Source: Josh Green, Curbed Atlanta
Now restored and enhanced, GDOT’s first public art installation includes works by Howard Finster, Eddie Owens Martin
In the lead-up to Atlanta’s 1996 Centennial Olympic Games, Folk Art Park opened on the eastern flank of downtown as a fitting homage to a deeply rooted Southern artistic tradition.
Along Piedmont Avenue, above the inartistic Downtown Connector, the installations claimed lifeless concrete islands in a time before ubiquitous public art was a borderline urban necessity.
But time, the Georgia sun, and certainly car fumes took a toll on the first permanent outdoor tribute to folk art, which includes works by Howard Finster and Eddie Owens Martin of Pasaquan fame, among others.
Come Thursday morning, however, a rejuvenated version of the park will be unveiled, following restoration and enhancement efforts that officials are calling extensive.
The weathered collection has been revived thanks to $300,000 from the Georgia Department of Transportation (the park was the agency’s first stab at public art) and $100,000 from the Atlanta Downtown Improvement District.
The upgrades are meant to preserve and highlight the artwork and create a more pleasant pedestrian experience for years to come.

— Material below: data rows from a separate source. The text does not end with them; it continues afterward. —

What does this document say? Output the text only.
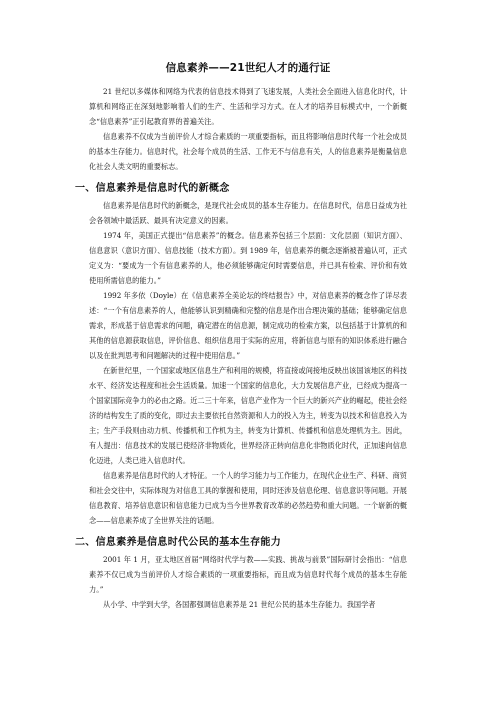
信息素养——21世纪人才的通行证

21 世纪以多媒体和网络为代表的信息技术得到了飞速发展，人类社会全面进入信息化时代，计算机和网络正在深刻地影响着人们的生产、生活和学习方式。在人才的培养目标模式中，一个新概念“信息素养”正引起教育界的普遍关注。

信息素养不仅成为当前评价人才综合素质的一项重要指标，而且将影响信息时代每一个社会成员的基本生存能力。信息时代，社会每个成员的生活、工作无不与信息有关，人的信息素养是衡量信息化社会人类文明的重要标志。

一、信息素养是信息时代的新概念

信息素养是信息时代的新概念，是现代社会成员的基本生存能力。在信息时代，信息日益成为社会各领域中最活跃、最具有决定意义的因素。

1974 年，美国正式提出“信息素养”的概念。信息素养包括三个层面：文化层面（知识方面）、信息意识（意识方面）、信息技能（技术方面）。到 1989 年，信息素养的概念逐渐被普遍认可，正式定义为：“要成为一个有信息素养的人，他必须能够确定何时需要信息，并已具有检索、评价和有效使用所需信息的能力。”

1992 年多依（Doyle）在《信息素养全美论坛的终结报告》中，对信息素养的概念作了详尽表述：“一个有信息素养的人，他能够认识到精确和完整的信息是作出合理决策的基础；能够确定信息需求，形成基于信息需求的问题，确定潜在的信息源，制定成功的检索方案，以包括基于计算机的和其他的信息源获取信息，评价信息、组织信息用于实际的应用，将新信息与原有的知识体系进行融合以及在批判思考和问题解决的过程中使用信息。”

在新世纪里，一个国家或地区信息生产和利用的规模，将直接或间接地反映出该国该地区的科技水平、经济发达程度和社会生活质量。加速一个国家的信息化，大力发展信息产业，已经成为提高一个国家国际竞争力的必由之路。近二三十年来，信息产业作为一个巨大的新兴产业的崛起，使社会经济的结构发生了质的变化，即过去主要依托自然资源和人力的投入为主，转变为以技术和信息投入为主；生产手段则由动力机、传播机和工作机为主，转变为计算机、传播机和信息处理机为主。因此，有人提出：信息技术的发展已使经济非物质化，世界经济正转向信息化非物质化时代，正加速向信息化迈进，人类已进入信息时代。

信息素养是信息时代的人才特征。一个人的学习能力与工作能力，在现代企业生产、科研、商贸和社会交往中，实际体现为对信息工具的掌握和使用，同时还涉及信息伦理、信息意识等问题。开展信息教育、培养信息意识和信息能力已成为当今世界教育改革的必然趋势和重大问题。一个崭新的概念——信息素养成了全世界关注的话题。

二、信息素养是信息时代公民的基本生存能力

2001 年 1 月，亚太地区首届“网络时代学与教——实践、挑战与前景”国际研讨会指出：“信息素养不仅已成为当前评价人才综合素质的一项重要指标，而且成为信息时代每个成员的基本生存能力。”

从小学、中学到大学，各国都强调信息素养是 21 世纪公民的基本生存能力。我国学者
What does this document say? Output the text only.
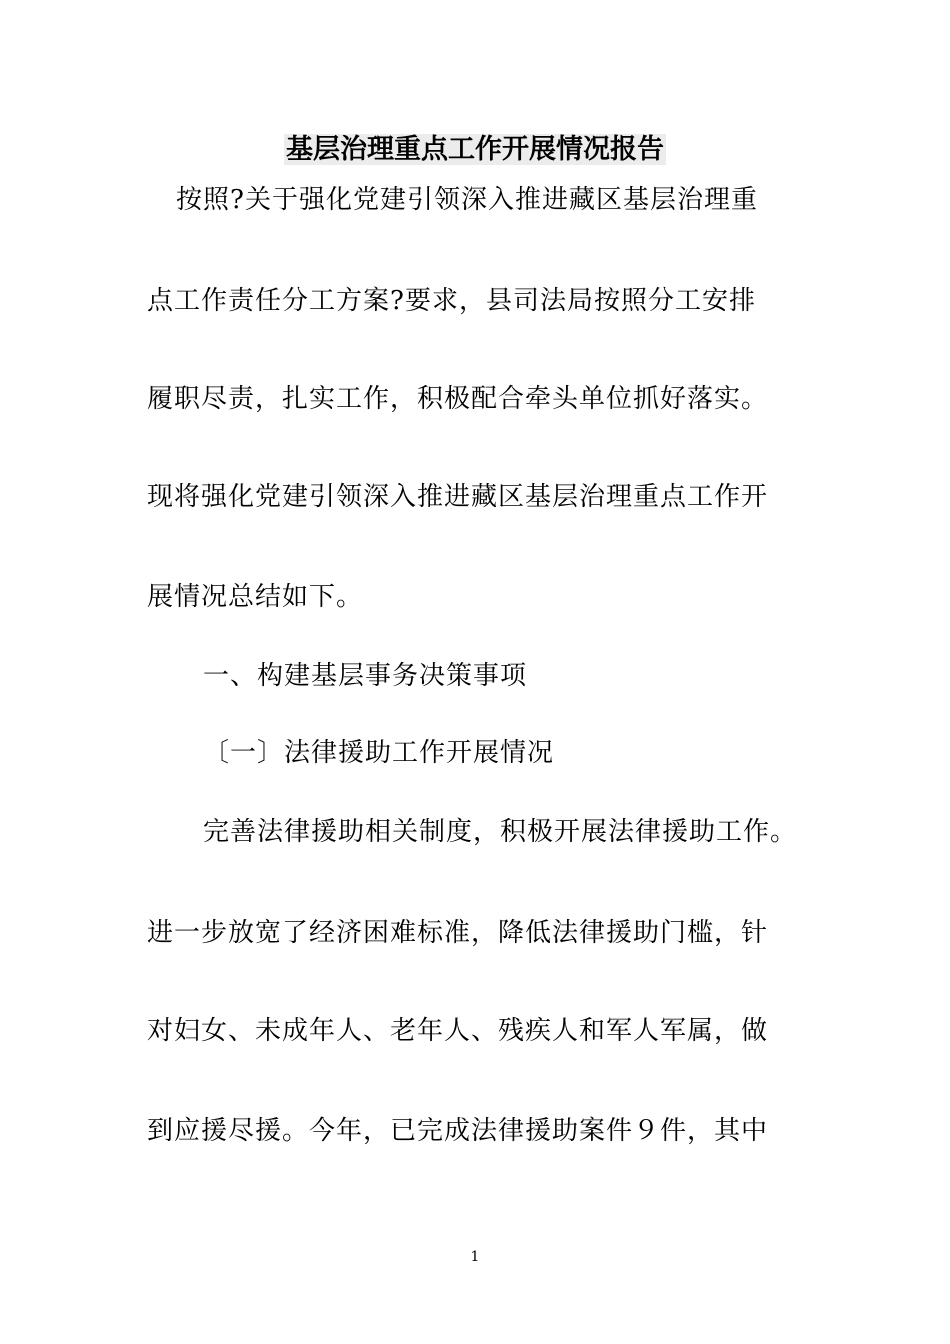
基层治理重点工作开展情况报告
按照?关于强化党建引领深入推进藏区基层治理重
点工作责任分工方案?要求，县司法局按照分工安排
履职尽责，扎实工作，积极配合牵头单位抓好落实。
现将强化党建引领深入推进藏区基层治理重点工作开
展情况总结如下。
一、构建基层事务决策事项
〔一〕法律援助工作开展情况
完善法律援助相关制度，积极开展法律援助工作。
进一步放宽了经济困难标准，降低法律援助门槛，针
对妇女、未成年人、老年人、残疾人和军人军属，做
到应援尽援。今年，已完成法律援助案件９件，其中
1
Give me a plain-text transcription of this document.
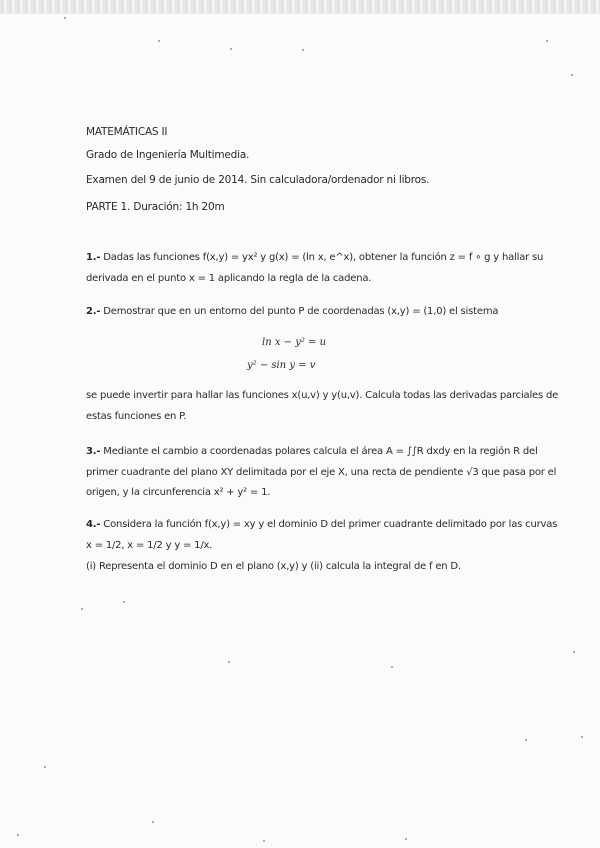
MATEMÁTICAS II
Grado de Ingeniería Multimedia.
Examen del 9 de junio de 2014. Sin calculadora/ordenador ni libros.
PARTE 1. Duración: 1h 20m
1.- Dadas las funciones f(x,y) = yx² y g(x) = (ln x, e^x), obtener la función z = f ∘ g y hallar su
derivada en el punto x = 1 aplicando la regla de la cadena.
2.- Demostrar que en un entorno del punto P de coordenadas (x,y) = (1,0) el sistema
ln x − y² = u
y² − sin y = v
se puede invertir para hallar las funciones x(u,v) y y(u,v). Calcula todas las derivadas parciales de
estas funciones en P.
3.- Mediante el cambio a coordenadas polares calcula el área A = ∫∫R dxdy en la región R del
primer cuadrante del plano XY delimitada por el eje X, una recta de pendiente √3 que pasa por el
origen, y la circunferencia x² + y² = 1.
4.- Considera la función f(x,y) = xy y el dominio D del primer cuadrante delimitado por las curvas
x = 1/2, x = 1/2 y y = 1/x.
(i) Representa el dominio D en el plano (x,y) y (ii) calcula la integral de f en D.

Per Central Atlanta Progress, they include:
- The restoration of artwork with new paint, concrete, and metal to ensure the longevity and quality repair of the sculptures;
- additional lighting on existing light poles to enhance visibility of artwork and public safety;
- new fencing, anti-skateboarding devices, and bird deterrents, all meant to protect the sculptures, officials said;
- the enhancement of existing landscaped areas;
- and the addition of interpretive signage about the art.
Hopefully the enhancements won’t be for naught if that Connector-capping parks vision called “The Stitch” ever materializes.